Tahap ketiga adalah penyusunan dan estimasi model regresi spasial. Pada tahap ini, dilakukan pembentukan matriks bobot spasial sebagai dasar pemodelan. Selanjutnya, dilakukan pengujian Lagrange Multiplier (LM test) dan robust LM test untuk menentukan bentuk dependensi spasial yang dominan, apakah berupa efek lag spasial, error spasial, atau kombinasi keduanya. Pemilihan model terbaik dilakukan dengan mempertimbangkan kriteria statistik (seperti AIC dan log-likelihood), signifikansi parameter, serta interpretasi substantif dari hasil estimasi.
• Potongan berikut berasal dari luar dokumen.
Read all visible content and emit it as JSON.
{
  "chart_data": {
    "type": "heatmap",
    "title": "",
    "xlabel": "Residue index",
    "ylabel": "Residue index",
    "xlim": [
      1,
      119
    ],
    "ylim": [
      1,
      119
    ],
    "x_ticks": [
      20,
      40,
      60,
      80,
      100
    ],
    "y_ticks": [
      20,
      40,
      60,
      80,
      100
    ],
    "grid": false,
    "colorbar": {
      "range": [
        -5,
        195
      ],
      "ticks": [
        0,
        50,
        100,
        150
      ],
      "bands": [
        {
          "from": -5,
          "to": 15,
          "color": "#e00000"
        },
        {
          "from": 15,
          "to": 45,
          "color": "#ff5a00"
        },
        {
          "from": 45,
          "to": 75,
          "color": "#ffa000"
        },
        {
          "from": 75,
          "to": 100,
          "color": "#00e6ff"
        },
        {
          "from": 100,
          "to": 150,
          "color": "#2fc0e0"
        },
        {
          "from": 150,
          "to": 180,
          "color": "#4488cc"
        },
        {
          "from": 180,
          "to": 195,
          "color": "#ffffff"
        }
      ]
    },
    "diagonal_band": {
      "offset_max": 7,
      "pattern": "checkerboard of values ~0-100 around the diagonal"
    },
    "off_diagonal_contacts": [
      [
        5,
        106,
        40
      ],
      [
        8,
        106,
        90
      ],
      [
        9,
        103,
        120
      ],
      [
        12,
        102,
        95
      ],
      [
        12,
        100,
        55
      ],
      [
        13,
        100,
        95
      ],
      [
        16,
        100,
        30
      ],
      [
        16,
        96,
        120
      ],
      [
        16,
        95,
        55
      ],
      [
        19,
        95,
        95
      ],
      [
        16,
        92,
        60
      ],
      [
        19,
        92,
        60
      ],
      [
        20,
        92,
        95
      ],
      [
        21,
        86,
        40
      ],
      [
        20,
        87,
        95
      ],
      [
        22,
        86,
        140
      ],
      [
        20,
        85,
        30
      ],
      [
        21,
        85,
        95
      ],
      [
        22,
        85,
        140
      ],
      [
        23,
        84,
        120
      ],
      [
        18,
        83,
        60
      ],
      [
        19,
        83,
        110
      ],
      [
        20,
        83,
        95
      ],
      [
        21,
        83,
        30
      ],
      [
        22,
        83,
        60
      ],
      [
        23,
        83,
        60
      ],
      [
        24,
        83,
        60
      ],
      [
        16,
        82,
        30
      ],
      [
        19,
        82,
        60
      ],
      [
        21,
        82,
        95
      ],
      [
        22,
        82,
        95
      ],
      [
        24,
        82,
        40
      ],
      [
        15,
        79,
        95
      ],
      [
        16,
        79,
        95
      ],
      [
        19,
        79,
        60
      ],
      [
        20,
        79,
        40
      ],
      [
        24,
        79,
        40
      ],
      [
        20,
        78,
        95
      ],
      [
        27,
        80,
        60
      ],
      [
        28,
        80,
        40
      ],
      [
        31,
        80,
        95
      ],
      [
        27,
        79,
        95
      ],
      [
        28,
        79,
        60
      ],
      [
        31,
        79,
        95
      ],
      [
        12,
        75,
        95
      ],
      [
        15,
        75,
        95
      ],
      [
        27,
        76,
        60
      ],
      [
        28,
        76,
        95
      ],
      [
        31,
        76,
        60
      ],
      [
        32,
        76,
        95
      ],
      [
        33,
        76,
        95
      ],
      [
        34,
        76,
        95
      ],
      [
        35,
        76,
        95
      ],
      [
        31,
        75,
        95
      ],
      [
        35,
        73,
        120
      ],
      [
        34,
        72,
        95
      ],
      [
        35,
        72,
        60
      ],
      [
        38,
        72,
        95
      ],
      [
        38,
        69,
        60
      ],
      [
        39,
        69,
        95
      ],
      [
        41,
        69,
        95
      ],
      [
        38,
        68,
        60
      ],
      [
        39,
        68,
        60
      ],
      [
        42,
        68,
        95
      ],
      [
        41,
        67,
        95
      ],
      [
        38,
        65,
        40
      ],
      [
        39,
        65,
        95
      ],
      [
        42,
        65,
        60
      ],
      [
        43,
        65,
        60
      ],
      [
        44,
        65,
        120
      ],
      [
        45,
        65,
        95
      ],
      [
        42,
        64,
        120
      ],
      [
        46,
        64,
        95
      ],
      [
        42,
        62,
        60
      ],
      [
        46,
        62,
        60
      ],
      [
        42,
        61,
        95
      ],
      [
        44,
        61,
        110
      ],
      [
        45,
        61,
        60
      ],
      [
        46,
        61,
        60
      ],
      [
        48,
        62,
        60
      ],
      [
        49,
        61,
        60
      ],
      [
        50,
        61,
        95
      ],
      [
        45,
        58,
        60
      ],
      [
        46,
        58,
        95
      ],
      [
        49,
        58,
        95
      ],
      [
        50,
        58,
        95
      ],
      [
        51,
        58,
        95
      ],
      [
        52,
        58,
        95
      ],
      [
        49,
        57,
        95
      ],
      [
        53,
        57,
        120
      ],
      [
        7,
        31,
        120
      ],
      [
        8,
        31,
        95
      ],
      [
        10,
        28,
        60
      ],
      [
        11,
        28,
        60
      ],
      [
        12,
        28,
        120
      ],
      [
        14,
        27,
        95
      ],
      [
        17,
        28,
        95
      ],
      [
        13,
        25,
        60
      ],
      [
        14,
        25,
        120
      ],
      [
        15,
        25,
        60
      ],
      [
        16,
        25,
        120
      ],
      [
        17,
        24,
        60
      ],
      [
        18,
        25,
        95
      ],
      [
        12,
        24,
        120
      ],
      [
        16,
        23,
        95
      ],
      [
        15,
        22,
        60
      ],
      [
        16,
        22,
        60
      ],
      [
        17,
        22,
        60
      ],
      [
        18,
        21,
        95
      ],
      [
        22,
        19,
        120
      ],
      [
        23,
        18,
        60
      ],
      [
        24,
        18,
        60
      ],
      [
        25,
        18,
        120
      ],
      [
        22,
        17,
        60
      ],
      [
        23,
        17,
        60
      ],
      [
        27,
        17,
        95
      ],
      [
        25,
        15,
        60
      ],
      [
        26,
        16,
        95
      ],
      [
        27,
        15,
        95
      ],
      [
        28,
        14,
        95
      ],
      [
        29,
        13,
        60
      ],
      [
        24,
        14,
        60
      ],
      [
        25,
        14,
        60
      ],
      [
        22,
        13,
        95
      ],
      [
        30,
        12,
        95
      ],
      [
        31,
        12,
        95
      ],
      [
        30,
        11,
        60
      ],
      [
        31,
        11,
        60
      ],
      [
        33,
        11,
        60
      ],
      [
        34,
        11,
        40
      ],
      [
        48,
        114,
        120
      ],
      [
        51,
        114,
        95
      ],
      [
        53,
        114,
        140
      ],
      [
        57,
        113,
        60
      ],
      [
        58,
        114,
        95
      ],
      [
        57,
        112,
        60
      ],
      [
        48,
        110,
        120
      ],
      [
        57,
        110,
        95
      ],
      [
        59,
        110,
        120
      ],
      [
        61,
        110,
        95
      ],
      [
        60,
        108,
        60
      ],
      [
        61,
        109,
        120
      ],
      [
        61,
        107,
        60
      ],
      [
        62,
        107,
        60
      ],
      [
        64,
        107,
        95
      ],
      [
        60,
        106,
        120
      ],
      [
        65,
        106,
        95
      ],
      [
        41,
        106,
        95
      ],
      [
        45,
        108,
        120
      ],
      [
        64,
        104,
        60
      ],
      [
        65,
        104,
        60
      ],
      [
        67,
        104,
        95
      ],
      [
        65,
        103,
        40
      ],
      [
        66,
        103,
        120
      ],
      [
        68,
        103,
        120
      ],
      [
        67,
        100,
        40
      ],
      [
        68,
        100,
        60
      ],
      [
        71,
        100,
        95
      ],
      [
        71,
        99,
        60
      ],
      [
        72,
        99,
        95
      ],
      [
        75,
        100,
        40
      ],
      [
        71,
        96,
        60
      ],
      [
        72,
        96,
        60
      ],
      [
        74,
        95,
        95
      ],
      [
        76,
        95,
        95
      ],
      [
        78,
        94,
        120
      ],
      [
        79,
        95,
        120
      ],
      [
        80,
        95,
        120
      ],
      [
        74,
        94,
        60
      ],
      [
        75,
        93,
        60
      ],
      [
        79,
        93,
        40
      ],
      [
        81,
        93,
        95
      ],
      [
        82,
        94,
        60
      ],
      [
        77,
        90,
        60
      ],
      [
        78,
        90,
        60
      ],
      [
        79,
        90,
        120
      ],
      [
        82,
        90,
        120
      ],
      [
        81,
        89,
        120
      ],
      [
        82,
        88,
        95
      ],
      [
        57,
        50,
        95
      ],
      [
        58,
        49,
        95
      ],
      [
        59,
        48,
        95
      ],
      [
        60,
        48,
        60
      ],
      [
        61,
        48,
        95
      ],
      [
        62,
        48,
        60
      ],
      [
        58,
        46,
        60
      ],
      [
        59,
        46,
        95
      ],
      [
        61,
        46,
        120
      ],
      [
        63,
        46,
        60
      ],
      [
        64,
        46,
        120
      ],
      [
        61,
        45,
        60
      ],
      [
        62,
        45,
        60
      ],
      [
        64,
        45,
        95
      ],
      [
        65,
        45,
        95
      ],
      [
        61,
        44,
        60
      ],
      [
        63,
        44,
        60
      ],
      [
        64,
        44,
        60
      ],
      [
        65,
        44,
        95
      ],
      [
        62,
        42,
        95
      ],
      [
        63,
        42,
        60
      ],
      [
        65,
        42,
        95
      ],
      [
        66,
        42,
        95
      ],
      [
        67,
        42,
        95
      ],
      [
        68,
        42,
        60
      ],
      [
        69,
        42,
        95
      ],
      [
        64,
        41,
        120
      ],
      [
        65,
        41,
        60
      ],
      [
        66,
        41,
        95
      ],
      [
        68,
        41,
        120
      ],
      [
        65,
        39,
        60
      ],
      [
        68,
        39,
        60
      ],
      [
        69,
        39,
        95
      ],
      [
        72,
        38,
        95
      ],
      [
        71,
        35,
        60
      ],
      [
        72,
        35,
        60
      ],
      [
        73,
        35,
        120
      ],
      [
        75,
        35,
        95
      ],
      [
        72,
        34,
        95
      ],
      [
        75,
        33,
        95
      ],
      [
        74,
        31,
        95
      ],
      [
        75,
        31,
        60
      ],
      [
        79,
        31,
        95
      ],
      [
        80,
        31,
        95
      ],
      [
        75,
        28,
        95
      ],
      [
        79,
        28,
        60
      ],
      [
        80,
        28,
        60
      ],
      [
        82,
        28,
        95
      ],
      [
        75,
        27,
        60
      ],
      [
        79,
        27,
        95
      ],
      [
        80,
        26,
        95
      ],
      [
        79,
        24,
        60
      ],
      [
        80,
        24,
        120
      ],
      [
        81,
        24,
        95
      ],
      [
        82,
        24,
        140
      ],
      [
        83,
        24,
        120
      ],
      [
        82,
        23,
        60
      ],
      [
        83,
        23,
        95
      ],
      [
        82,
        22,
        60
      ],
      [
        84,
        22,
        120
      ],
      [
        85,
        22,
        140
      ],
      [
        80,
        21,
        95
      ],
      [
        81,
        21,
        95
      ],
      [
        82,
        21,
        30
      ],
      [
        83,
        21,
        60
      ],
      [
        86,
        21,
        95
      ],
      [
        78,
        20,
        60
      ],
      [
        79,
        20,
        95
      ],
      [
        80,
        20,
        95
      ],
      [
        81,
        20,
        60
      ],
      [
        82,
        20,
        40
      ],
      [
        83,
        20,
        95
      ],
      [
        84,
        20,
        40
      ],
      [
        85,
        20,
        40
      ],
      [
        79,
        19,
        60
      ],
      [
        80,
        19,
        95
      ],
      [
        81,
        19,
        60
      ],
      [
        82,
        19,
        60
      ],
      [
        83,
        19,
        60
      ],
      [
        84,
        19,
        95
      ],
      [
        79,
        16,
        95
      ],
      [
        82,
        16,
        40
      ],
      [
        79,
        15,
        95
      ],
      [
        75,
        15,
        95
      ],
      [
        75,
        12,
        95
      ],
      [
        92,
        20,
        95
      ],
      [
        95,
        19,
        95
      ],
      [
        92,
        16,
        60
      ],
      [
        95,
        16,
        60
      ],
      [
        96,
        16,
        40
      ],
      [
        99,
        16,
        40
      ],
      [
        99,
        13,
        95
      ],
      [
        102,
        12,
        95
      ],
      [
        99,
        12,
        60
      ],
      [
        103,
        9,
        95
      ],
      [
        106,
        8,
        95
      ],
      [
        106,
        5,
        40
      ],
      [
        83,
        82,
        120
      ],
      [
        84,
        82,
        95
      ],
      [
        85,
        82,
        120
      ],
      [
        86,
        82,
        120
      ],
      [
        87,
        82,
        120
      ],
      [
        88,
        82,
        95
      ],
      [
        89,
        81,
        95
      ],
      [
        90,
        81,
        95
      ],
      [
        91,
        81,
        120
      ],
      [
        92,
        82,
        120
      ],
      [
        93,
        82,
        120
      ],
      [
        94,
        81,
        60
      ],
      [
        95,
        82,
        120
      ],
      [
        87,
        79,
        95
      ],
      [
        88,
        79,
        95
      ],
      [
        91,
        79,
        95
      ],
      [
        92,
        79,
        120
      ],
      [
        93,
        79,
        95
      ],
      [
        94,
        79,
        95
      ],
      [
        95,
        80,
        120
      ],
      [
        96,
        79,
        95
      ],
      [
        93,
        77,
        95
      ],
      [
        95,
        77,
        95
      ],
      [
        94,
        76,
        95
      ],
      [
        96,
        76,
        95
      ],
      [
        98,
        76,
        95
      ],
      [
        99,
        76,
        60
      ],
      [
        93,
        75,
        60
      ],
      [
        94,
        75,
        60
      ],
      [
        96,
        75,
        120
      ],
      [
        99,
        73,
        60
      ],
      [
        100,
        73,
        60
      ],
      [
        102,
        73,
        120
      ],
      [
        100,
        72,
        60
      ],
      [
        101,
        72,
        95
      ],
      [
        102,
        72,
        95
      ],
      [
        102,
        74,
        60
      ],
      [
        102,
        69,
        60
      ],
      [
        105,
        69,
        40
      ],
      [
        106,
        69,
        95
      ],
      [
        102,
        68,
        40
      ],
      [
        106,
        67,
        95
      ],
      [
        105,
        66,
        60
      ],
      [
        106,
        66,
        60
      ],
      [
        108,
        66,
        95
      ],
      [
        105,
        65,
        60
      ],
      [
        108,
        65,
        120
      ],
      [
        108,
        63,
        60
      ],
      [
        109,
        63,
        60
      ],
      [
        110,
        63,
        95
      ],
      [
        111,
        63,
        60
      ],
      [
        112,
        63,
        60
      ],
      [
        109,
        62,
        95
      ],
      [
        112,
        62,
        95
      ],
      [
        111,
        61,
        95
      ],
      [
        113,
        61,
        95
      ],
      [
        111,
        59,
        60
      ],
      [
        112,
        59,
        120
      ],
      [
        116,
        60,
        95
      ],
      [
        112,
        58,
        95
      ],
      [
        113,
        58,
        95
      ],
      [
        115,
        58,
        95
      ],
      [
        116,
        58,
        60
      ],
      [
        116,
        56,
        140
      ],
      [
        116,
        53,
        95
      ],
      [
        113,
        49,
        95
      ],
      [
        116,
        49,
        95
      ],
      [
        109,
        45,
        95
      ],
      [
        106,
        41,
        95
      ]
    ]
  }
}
Tahap keempat adalah analisis interpolasi spasial IPM menggunakan metode Ordinary Kriging. Analisis ini diawali dengan pemeriksaan karakteristik data, termasuk distribusi nilai IPM dan keberadaan pencilan. Selanjutnya, dibangun semivariogram eksperimental yang kemudian dicocokkan dengan model teoritis yang sesuai untuk memperoleh parameter nugget, sill, dan range. Model semivariogram terpilih digunakan sebagai dasar dalam proses kriging untuk memperkirakan nilai IPM pada tingkat kecamatan di Provinsi Jawa Timur.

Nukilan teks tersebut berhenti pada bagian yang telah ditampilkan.